Dès le mois de janvier 1860, le marquis de Villamarina était arrivé à Naples comme ministre du roi Victor-Emmanuel, et il était chargé de donner les assurances les plus complètes d’amitié, de travailler de tout son pouvoir à dissiper les défiances et à rapprocher les deux pays. Trois mois après, avant que les événemens, un instant suspendus, eussent repris une allure plus grave et plus décisive, le cabinet de Turin faisait offrir aux Napolitains d’aller eux-mêmes en avant et d’entrer dans les Marches, à la condition que l’annexion de la Romagne serait reconnue, ou qu’on obtiendrait l’accession du saint-siège à l’occupation d’Ancône par les Sardes.
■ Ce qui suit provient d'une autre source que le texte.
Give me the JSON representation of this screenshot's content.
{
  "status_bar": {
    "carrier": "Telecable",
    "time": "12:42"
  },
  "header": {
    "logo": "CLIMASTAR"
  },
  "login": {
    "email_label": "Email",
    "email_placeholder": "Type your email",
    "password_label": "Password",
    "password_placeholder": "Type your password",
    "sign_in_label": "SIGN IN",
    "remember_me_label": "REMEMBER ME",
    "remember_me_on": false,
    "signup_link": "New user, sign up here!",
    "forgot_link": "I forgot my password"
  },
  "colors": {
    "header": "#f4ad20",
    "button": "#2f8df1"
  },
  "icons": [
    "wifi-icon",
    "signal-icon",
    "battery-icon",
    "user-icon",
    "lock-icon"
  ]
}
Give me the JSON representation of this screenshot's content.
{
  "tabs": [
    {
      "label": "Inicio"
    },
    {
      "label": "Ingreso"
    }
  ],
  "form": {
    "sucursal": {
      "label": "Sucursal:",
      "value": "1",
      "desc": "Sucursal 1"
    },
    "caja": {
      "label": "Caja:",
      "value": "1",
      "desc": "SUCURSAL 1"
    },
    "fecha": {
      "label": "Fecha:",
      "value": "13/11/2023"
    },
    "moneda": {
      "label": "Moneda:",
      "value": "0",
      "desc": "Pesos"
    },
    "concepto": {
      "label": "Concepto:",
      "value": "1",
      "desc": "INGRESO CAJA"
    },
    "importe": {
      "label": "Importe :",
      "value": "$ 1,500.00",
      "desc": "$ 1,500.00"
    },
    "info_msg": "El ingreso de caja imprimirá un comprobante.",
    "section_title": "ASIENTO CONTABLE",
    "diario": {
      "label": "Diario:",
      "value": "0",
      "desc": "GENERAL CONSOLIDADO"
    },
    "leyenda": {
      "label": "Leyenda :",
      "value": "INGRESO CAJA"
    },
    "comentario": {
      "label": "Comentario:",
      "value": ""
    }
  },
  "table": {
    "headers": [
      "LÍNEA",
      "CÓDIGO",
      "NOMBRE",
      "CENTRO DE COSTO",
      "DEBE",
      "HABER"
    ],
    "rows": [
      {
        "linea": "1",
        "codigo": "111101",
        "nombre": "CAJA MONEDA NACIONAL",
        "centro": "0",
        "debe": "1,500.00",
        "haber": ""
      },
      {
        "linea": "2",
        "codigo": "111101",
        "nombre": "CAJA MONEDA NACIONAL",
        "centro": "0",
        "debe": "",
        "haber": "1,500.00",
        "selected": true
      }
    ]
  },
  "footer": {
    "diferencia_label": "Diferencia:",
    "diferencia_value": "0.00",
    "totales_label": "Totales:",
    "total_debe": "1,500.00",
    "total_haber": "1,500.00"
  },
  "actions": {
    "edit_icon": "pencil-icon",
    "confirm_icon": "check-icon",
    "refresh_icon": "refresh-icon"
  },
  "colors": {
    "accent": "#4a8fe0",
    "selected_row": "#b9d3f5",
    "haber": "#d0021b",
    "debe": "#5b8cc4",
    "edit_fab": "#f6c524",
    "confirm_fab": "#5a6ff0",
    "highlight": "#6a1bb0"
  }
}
En un mot, le Piémont offrait de marcher avec Naples et de nouer une sérieuse intelligence, pourvu qu’on voulût s’y prêter. Le roi François était trop engagé dans une politique absolument contraire pour accéder à des combinaisons qui eussent peut-être tout changé en Italie, et qui, dans tous les cas, eussent arrêté sans doute le débordement du nord vers le midi. La cour de Naples était tout entière à ses défiances, à l’amertume de ses irritations, et se retranchait de plus en plus dans une immobilité hostile à mesure que l’esprit italien s’enflammait par le succès même de ses premières entreprises.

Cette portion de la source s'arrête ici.